In diesem Buch der Autorin steht das ›Anderssein‹ im Mittelpunkt. Anderssein – nicht den festgelegten Verhaltensnormen der Gesellschaft entsprechen. In der Handlung geht es um eine junge erfolgsverwöhnte junge Frau, die eine bipolare Störung hat. Mit der Charakterbeschreibung der Hauptprotagonistin Patricia Fischer hat Mari März hier eine Punktlandung hingelegt. Denn Patricia Fischer ist charakterlich kaum einzuordnen, schwer zu greifen und sehr facettenreich. Das kommt hin, denn ich selbst kenne zwei solcher außergewöhnlichen Menschen, die ich sehr mag und die ziemlich kreativ und erfolgreich sind, wenn sie ihre schöpferischen Phasen haben.

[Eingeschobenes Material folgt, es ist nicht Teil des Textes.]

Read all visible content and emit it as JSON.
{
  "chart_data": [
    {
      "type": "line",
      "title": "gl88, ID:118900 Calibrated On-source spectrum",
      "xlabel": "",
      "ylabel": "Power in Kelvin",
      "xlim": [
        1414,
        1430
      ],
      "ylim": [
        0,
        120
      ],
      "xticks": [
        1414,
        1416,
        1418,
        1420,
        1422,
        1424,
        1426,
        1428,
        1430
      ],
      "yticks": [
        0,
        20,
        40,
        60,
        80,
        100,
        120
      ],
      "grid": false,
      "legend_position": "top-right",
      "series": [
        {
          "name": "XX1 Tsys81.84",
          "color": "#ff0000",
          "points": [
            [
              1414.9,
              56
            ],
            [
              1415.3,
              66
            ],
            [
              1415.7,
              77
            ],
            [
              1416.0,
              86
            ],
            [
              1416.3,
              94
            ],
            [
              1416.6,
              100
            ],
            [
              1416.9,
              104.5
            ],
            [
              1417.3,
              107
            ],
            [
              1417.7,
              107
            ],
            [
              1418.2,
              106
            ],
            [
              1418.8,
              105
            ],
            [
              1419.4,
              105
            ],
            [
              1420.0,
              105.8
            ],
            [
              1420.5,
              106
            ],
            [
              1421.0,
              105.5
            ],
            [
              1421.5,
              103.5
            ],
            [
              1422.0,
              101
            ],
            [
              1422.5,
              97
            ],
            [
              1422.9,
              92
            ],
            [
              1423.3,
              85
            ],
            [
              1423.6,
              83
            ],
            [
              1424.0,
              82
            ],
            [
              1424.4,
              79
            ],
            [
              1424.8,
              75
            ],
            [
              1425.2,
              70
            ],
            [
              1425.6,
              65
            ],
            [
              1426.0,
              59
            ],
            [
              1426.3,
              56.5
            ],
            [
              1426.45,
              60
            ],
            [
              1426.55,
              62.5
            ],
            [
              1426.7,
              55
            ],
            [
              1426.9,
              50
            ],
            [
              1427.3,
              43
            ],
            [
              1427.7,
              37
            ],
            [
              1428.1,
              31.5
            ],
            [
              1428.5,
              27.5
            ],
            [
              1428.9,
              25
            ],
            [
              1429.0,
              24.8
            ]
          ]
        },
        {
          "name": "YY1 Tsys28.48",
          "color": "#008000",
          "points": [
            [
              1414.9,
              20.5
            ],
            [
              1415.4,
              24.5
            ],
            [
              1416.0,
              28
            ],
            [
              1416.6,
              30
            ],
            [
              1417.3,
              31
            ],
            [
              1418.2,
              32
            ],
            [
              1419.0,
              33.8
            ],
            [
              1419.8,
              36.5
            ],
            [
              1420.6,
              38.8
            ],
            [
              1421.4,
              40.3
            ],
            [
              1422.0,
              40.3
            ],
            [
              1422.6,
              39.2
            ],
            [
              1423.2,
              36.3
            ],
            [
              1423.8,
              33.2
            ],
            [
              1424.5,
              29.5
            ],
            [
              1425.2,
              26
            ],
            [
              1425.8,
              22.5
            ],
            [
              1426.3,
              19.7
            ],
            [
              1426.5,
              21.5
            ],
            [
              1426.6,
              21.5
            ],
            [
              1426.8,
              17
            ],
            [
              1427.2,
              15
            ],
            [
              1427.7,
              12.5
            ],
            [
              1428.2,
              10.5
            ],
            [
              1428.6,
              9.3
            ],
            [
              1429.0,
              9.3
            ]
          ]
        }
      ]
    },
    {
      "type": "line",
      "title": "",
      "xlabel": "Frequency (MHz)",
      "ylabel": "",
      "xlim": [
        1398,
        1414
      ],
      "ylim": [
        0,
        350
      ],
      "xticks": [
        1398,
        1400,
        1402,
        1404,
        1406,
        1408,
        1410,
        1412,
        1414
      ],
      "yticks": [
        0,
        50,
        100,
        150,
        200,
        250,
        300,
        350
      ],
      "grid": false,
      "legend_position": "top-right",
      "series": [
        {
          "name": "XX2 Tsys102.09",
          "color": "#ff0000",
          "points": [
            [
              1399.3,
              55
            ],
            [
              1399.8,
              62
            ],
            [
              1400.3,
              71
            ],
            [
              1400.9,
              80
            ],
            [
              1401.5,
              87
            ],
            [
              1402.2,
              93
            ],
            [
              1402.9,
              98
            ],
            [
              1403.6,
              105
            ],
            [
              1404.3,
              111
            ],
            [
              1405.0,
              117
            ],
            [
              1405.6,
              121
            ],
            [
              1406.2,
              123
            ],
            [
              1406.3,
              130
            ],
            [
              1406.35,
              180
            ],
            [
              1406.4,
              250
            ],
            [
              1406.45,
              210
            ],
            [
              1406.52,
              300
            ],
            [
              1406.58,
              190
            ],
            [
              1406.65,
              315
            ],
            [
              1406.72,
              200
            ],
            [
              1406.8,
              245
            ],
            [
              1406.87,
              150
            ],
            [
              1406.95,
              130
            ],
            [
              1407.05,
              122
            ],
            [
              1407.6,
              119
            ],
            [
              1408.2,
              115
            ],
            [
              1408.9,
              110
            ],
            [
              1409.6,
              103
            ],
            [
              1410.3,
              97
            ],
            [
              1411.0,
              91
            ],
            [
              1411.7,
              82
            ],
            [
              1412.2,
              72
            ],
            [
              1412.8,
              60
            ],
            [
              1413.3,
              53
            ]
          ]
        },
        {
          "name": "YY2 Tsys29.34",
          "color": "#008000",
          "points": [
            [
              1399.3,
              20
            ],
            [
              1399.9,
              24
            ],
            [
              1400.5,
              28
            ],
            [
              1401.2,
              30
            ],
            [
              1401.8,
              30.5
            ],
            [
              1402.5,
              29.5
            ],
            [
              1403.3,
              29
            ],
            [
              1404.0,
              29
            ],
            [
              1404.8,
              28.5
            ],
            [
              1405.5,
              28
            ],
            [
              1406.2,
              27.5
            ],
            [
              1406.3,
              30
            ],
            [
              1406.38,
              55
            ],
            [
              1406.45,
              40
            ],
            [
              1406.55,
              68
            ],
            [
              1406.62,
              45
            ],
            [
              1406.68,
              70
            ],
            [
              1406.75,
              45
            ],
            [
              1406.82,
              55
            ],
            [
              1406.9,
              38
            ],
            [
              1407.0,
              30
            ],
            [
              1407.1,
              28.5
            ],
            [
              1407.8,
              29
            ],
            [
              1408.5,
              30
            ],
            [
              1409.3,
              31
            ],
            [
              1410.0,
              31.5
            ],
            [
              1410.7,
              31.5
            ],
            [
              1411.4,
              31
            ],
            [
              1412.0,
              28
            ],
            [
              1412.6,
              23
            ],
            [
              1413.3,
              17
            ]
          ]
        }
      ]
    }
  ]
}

Meist wird das ja unterbunden, solche Menschen bekommen oftmals ein Wust dämpfender Medikamente. So auch im Roman Patricia Fischer und das von Kind an. Sie durfte eigentlich nie richtig sie selbst sein – sondern genormt eben. Die Eltern Patricias sind gut situiert – da darf das Mädel natürlich nicht auffallen. So hat sie sich nie richtig kennengelernt – weiß gar nicht wie ihr richtiges ICH eigentlich ist, ob sie überhaupt je eines hatte – wenn ja, hat sie es mit 12 Jahren schon verloren.
Nach einem missglückten Suizid gerät ihr ganzes Leben durcheinander, privat und auch beruflich. Sie nimmt sich eine Auszeit und versucht entlegen aller Geschäftigkeit, zu sich selbst zu finden. Und dann schwebt in ihrem Unterbewusstsein noch eine dunkle Wolke aus ihrer Kindheit, die sie nie fassen kann, die zugedeckt wurde von der jahrelangen Medikamenteneinnahme und so finster ist, dass es ihr vor der Wahrheit graut. Doch ihr Zwillingsbruder stupst sie fast mit der Nase darauf und bleibt da ziemlich hartnäckig. Er gibt ihr einen Karton voller Erinnerungen mit in diese Auszeit, dessen Inhalt sie sich anschauen möchte. Ein Schlüsselerlebnis, welches so eindringlich ist, dass sie es wegschieben und nicht hinsehen will, es am liebsten verdrängen würde, was sich ihr da offenbart. Doch eine tiefe kurze bittersüße Liebe, Fürsorglichkeit und eine Offenheit, die sie dabei erfährt und bis dahin nicht kannte, bewegt Patricia dazu, sich mit ihrem ICH auseinanderzusetzen, sich so anzunehmen wie sie ist, auch sich das Dunkel, was nun frei liegt, genau anzusehen. Sie zieht persönlich für sich die richtigen Schlussfolgerungen und denkt an einen Neuanfang. Diese positive Erkenntnis der Hauptprotagonistin, unterstreicht Mari März mit meinem Lieblingsgedicht Hermann Hesses – »Stufen«. Besser kann man gelebte Vergangenheit und einen völligen Neubeginn, einen Neustart seines Lebens nicht akzentuieren.
Wunderbar geschildert hat die Autorin im Buch auch die innige Verbundenheit zwischen Zwillingen, die ich seit sechs Jahren bei unseren Zwillingsenkeln hautnah miterleben darf.
Ich empfehle dieses Buch sehr gerne der Leserschaft weiter, es ist bemerkenswert sensibel, spannend und sehr lebendig geschrieben und zeigt auch die Einsamkeit des Anderssein in unserer Gesellschaft. Dabei gibt es viele berühmte Persönlichkeiten, die ebenso sind und ohne die wäre unsere Welt ein bisschen ärmer.